ORTHRUS STRATEGYでは、デイトレードを中心とする短期売買によって、数十万の原資から数百~一千万超の年次利益を生み出す戦略・戦術について詳述しています。

まず、数百万~一千万超と利益額に大きな幅をたせた意味について解説します。そもそも「利益」とはなんでしょうか。デイトレードにおける年次の利益とは、ある特別な閃きの結果ではなく、それぞれの相場のコンテキストの中で戦略と戦術を的確に運用し最も賢明な判断を下していくという動的プロセスの積み重ねの結果として存在します。つまり、私がORTHRUS STRATEGYで記述する戦略・戦術を用いて一つ一つのトレードにより獲得できた利益の総体が年間でおよそこの範囲であったということで、最初に定量的に数値目標としたものではありません。これは利益の本質を考える上で、非常に大切な点です。利益とはプロセスの結果としての現象です。従って、最初に目標額を設定すべきではありません。単純な数値目標額は、害悪に繋がる可能性すらあります。いうまでもなく、マーケットの動きとトレーダー個人の思惑との間に因果はありません。年度により難易度は異なりますし、相性もあります。にもかかわらず定量的な目標数値に引きずられては、畢竟、無理な売買へとつながっていきます。自分のトレードの成功失敗は、単純な損益だけでなく、その戦略スキームの理論的整合性や実行の正確さで図らなくてはなりません。損益に一喜一憂するのではなく、一つ一つの取引を高質なものとすることに意識を集中しましょう。

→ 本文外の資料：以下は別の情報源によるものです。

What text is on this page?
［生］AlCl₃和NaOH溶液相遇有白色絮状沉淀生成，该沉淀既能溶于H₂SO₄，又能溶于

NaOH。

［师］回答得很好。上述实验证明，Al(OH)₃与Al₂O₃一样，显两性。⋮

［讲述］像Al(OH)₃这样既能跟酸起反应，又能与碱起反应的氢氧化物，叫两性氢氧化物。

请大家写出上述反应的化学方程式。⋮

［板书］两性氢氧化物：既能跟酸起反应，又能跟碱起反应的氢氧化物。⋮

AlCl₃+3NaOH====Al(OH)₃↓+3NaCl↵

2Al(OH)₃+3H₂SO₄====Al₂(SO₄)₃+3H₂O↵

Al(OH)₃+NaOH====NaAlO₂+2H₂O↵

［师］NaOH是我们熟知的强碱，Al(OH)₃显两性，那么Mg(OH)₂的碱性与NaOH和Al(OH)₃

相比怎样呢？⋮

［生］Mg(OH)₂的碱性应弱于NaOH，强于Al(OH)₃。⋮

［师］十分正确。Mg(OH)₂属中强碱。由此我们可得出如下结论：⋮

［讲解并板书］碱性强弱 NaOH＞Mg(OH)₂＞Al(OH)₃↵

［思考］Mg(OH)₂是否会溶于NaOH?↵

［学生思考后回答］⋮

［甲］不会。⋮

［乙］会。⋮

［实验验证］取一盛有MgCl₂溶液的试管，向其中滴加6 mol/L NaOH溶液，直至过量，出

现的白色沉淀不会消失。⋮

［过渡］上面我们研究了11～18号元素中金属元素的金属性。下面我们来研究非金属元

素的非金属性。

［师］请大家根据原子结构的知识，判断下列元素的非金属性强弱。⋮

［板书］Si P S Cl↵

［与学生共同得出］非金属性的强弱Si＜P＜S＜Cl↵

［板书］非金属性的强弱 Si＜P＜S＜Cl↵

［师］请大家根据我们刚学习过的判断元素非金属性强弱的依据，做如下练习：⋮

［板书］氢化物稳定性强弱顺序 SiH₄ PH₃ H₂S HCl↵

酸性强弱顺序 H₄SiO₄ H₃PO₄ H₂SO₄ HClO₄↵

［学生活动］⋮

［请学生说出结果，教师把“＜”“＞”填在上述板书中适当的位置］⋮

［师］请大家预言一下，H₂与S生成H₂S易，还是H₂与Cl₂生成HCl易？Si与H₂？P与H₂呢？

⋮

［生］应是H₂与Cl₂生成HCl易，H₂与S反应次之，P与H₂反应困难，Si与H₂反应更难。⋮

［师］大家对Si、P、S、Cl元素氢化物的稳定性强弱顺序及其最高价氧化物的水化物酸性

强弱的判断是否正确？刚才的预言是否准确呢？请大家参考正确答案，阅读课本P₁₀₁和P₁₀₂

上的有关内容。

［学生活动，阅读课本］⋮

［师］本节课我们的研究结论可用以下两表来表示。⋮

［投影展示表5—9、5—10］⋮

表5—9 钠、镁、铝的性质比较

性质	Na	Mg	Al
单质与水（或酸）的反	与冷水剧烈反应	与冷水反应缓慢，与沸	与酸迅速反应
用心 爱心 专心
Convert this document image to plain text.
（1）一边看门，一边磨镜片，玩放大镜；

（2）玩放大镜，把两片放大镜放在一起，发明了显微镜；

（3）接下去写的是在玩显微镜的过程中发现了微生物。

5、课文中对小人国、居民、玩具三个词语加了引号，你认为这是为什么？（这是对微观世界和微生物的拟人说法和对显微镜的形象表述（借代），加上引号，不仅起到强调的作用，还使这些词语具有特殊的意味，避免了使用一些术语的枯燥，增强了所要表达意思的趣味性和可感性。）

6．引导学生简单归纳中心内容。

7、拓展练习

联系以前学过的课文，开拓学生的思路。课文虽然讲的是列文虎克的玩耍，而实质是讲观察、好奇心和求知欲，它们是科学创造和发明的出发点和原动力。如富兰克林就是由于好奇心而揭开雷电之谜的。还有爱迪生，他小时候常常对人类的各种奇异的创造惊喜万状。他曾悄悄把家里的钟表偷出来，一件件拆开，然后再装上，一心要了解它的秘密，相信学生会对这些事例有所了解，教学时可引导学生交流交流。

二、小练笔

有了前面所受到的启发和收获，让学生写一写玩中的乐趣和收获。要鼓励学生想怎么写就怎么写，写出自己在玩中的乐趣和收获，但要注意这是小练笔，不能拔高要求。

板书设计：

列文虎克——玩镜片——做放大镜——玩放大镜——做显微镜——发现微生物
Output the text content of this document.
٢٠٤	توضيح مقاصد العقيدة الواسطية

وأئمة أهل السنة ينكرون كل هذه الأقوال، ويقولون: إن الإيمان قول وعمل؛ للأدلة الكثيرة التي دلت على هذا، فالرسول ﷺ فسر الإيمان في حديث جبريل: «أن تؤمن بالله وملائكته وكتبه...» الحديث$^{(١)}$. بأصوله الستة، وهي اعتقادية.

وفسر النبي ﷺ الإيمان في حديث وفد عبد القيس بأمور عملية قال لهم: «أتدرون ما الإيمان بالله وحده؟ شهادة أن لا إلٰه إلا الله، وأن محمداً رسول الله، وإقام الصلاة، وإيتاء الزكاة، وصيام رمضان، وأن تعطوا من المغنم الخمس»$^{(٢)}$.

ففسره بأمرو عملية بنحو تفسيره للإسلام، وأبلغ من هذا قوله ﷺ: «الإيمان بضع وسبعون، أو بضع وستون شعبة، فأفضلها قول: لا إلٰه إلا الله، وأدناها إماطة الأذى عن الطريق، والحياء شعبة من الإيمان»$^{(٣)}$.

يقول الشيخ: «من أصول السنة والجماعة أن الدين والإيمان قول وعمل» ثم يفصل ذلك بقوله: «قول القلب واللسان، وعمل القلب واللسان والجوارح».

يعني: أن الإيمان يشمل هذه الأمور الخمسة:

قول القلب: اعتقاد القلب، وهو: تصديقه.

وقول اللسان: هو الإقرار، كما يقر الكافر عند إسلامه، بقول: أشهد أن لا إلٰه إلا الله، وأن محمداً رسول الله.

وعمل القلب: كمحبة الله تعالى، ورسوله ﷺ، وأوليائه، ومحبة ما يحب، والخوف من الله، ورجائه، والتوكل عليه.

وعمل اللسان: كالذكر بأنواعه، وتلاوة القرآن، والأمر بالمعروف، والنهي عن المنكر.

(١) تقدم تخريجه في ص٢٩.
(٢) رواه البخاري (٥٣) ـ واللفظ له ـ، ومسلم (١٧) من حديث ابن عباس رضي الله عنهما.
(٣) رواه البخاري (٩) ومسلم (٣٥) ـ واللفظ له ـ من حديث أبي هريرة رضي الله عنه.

次に、原資を数十万に抑える意味について説明します。一つには原資を小さく抑えること自体が大きなリスクヘッジとしての意味をもちます。そして実際のトレードにおける具体的意義として、ここから一千万超の原資の取引に関しては売買の板の厚さを考慮する必要がほとんどないことが大きな意味をもちます。これにより、あらゆるマーケットのあらゆる状況において機動的に売買できます。そのため、利益獲得の機会が、ある特定の状況が発生するか否かという偶発的な事情に依存しなくなります。難易度が大きく下がり、再現性も極めて高くなるのです。

この目標を達成するには、中長期投資ではなく、デイトレードを中心とする短期決戦の積み重ねが最も有効であると考えます。その具体的詳細について、2章以下で述べていきたいと思います。

なお、この年次損益は、人によっては少しつまらない目標に映るかもしれません。正直に申し上げると、今の私自身が少し不満を感じています。しかし、現在の自分が得た、訓練の底に残った一掴みの砂金をひとまずは大切にしたいと思います。